Executing with GPUDirect

GPU direct support for MPI+CUDA, to enable (on the OPS side) add -gpudirect when running the executable. You may also have to use certain environmental flags when using different MPI distributions. For an example of the required flags and environmental settings on the Cambridge Wilkes2 GPU cluster see:
https://docs.hpc.cam.ac.uk/hpc/user-guide/performance-tips.html

Cache-blocking Tiling

OPS has a code generation (ops_gen_mpi_lazy) and build target for tiling. Once compiled, to enable, use the OPS_TILING runtime parameter. This will look at the L3 cache size of your CPU and guess the correct tile size. If you want to alter the amount of cache to be used for the guess, use the OPS_CACHE_SIZE=XX runtime parameter, where the value is in Megabytes. To manually specify the tile sizes, use the OPS_TILESIZE_X, OPS_TILESIZE_Y, and OPS_TILESIZE_Z runtime arguments.
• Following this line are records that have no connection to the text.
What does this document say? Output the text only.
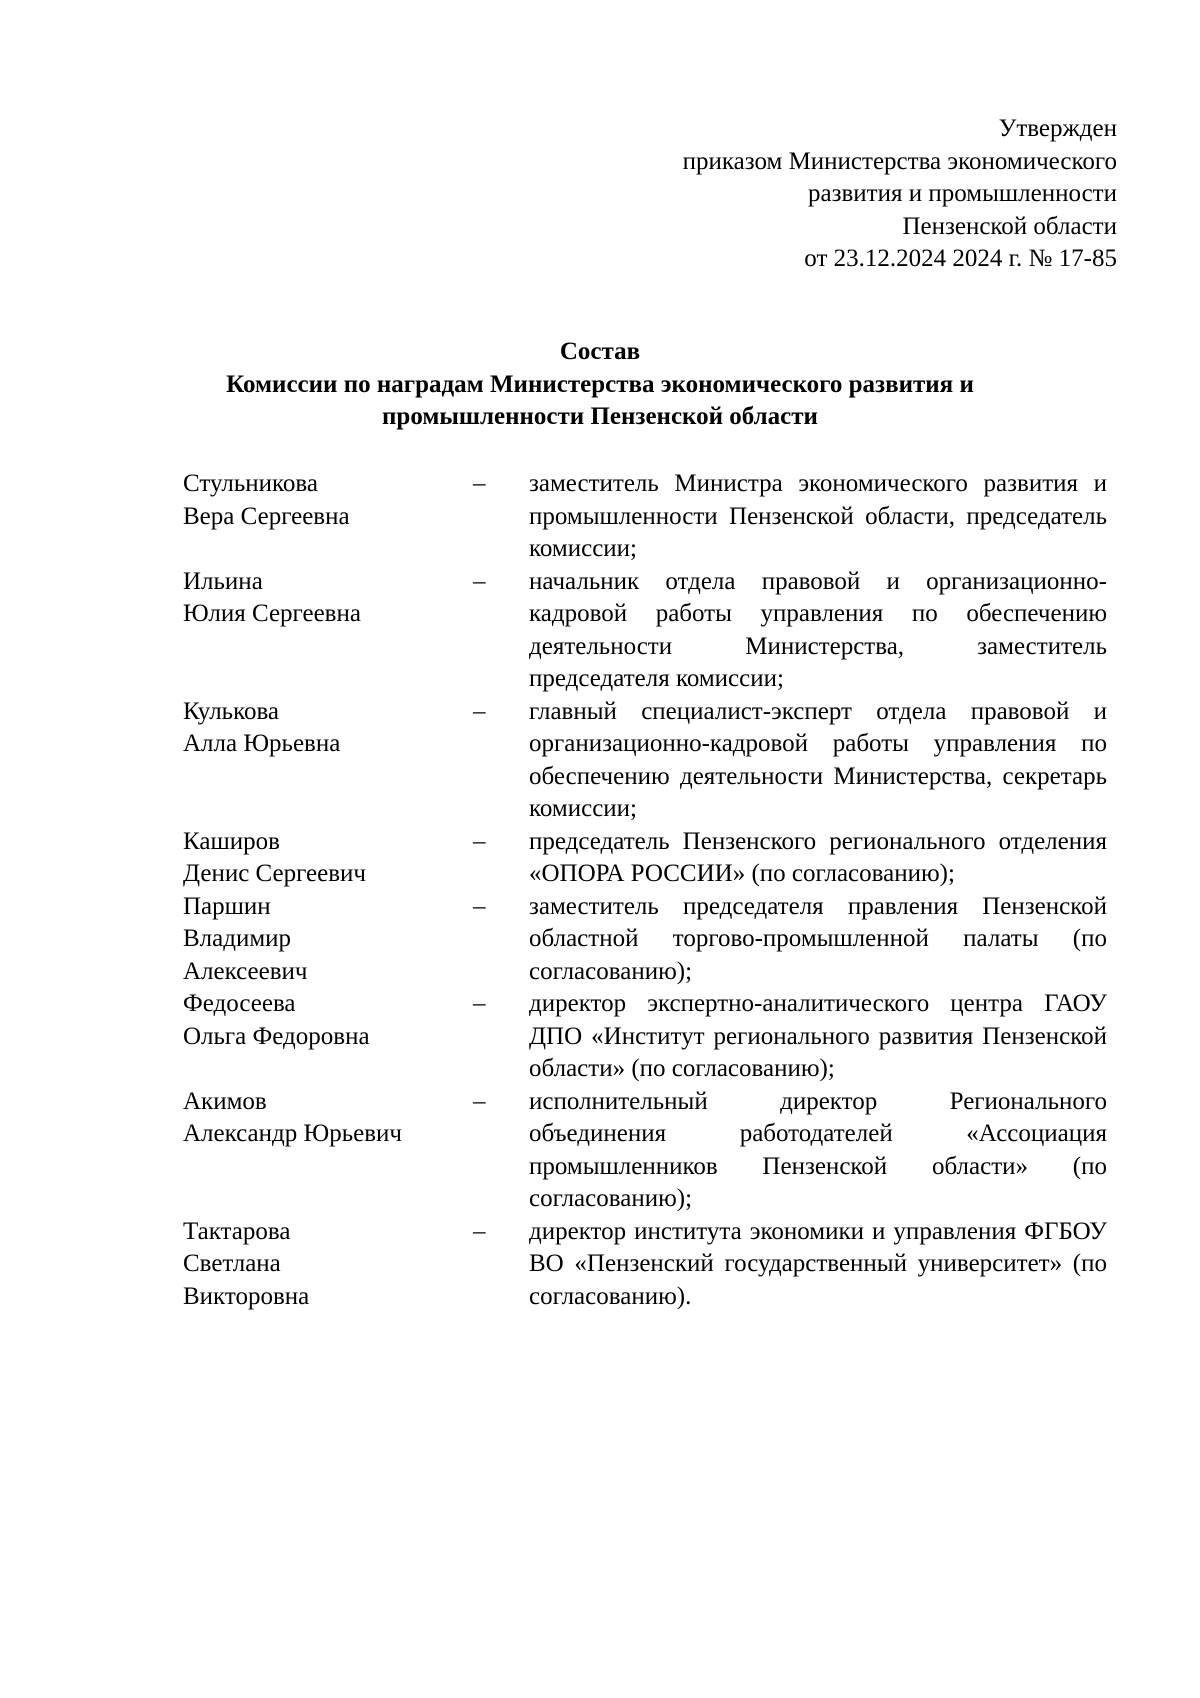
Утвержден
приказом Министерства экономического
развития и промышленности
Пензенской области
от 23.12.2024 2024 г. № 17-85
Состав
Комиссии по наградам Министерства экономического развития и
промышленности Пензенской области
Стульникова
Вера Сергеевна
–	заместитель Министра экономического развития и промышленности Пензенской области, председатель комиссии;
Ильина
Юлия Сергеевна
–	начальник отдела правовой и организационно-кадровой работы управления по обеспечению деятельности Министерства, заместитель председателя комиссии;
Кулькова
Алла Юрьевна
–	главный специалист-эксперт отдела правовой и организационно-кадровой работы управления по обеспечению деятельности Министерства, секретарь комиссии;
Каширов
Денис Сергеевич
–	председатель Пензенского регионального отделения «ОПОРА РОССИИ» (по согласованию);
Паршин
Владимир
Алексеевич
–	заместитель председателя правления Пензенской областной торгово-промышленной палаты (по согласованию);
Федосеева
Ольга Федоровна
–	директор экспертно-аналитического центра ГАОУ ДПО «Институт регионального развития Пензенской области» (по согласованию);
Акимов
Александр Юрьевич
–	исполнительный директор Регионального объединения работодателей «Ассоциация промышленников Пензенской области» (по согласованию);
Тактарова
Светлана
Викторовна
–	директор института экономики и управления ФГБОУ ВО «Пензенский государственный университет» (по согласованию).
When MPI is combined with OpenMP tiling can be extended to the MPI halos. Set OPS_TILING_MAXDEPTH to increase the the halo depths so that halos for multiple ops_par_loops can be exchanged with a single MPI message (see TPDS2017 for more details)
To test, compile CloverLeaf under OPS/apps/c/CloverLeaf, modify clover.in to use a \(6144^2\) mesh, then run as follows:
For OpenMP with tiling:

export OMP_NUM_THREADS=xx; numactl -physnodebind=0 ./cloverleaf_tiled OPS_TILING

For MPI+OpenMP with tiling:

export OMP_NUM_THREADS=xx; mpirun -np xx ./cloverleaf_mpi_tiled OPS_TILING OPS_TILING_MAXDEPTH=6

To manually specify the tile sizes (in number of grid points), use the OPS_TILESIZE_X, OPS_TILESIZE_Y, and OPS_TILESIZE_Z runtime arguments:

export OMP_NUM_THREADS=xx; numactl -physnodebind=0 ./cloverleaf_tiled OPS_TILING OPS_TILESIZE_X=600 OPS_TILESIZE_Y=200

OpenMP and OpenMP+MPI

It is recommended that you assign one MPI rank per NUMA region when executing MPI+OpenMP parallel code. Usually for a multi-CPU system a single CPU socket is a single NUMA region. Thus, for a 4 socket system, OPS’s MPI+OpenMP code should be executed with 4 MPI processes with each MPI process having multiple OpenMP threads (typically specified by the OMP_NUM_THREAD flag). Additionally on some systems using numactl to bind threads to cores could give performance improvements (see OPS/scripts/numawrap for an example script that wraps the numactl command to be used with common MPI distributions).

CUDA arguments

The CUDA (and OpenCL) thread block sizes can be controlled by setting the OPS_BLOCK_SIZE_X, OPS_BLOCK_SIZE_Y and OPS_BLOCK_SIZE_Z runtime arguments. For example,

./cloverleaf_cuda OPS_BLOCK_SIZE_X=64 OPS_BLOCK_SIZE_Y=4

OpenCL arguments

OPS_CL_DEVICE=XX runtime flag sets the OpenCL device to execute the code on.

Usually OPS_CL_DEVICE=0 selects the CPU and OPS_CL_DEVICE=1 selects GPUs.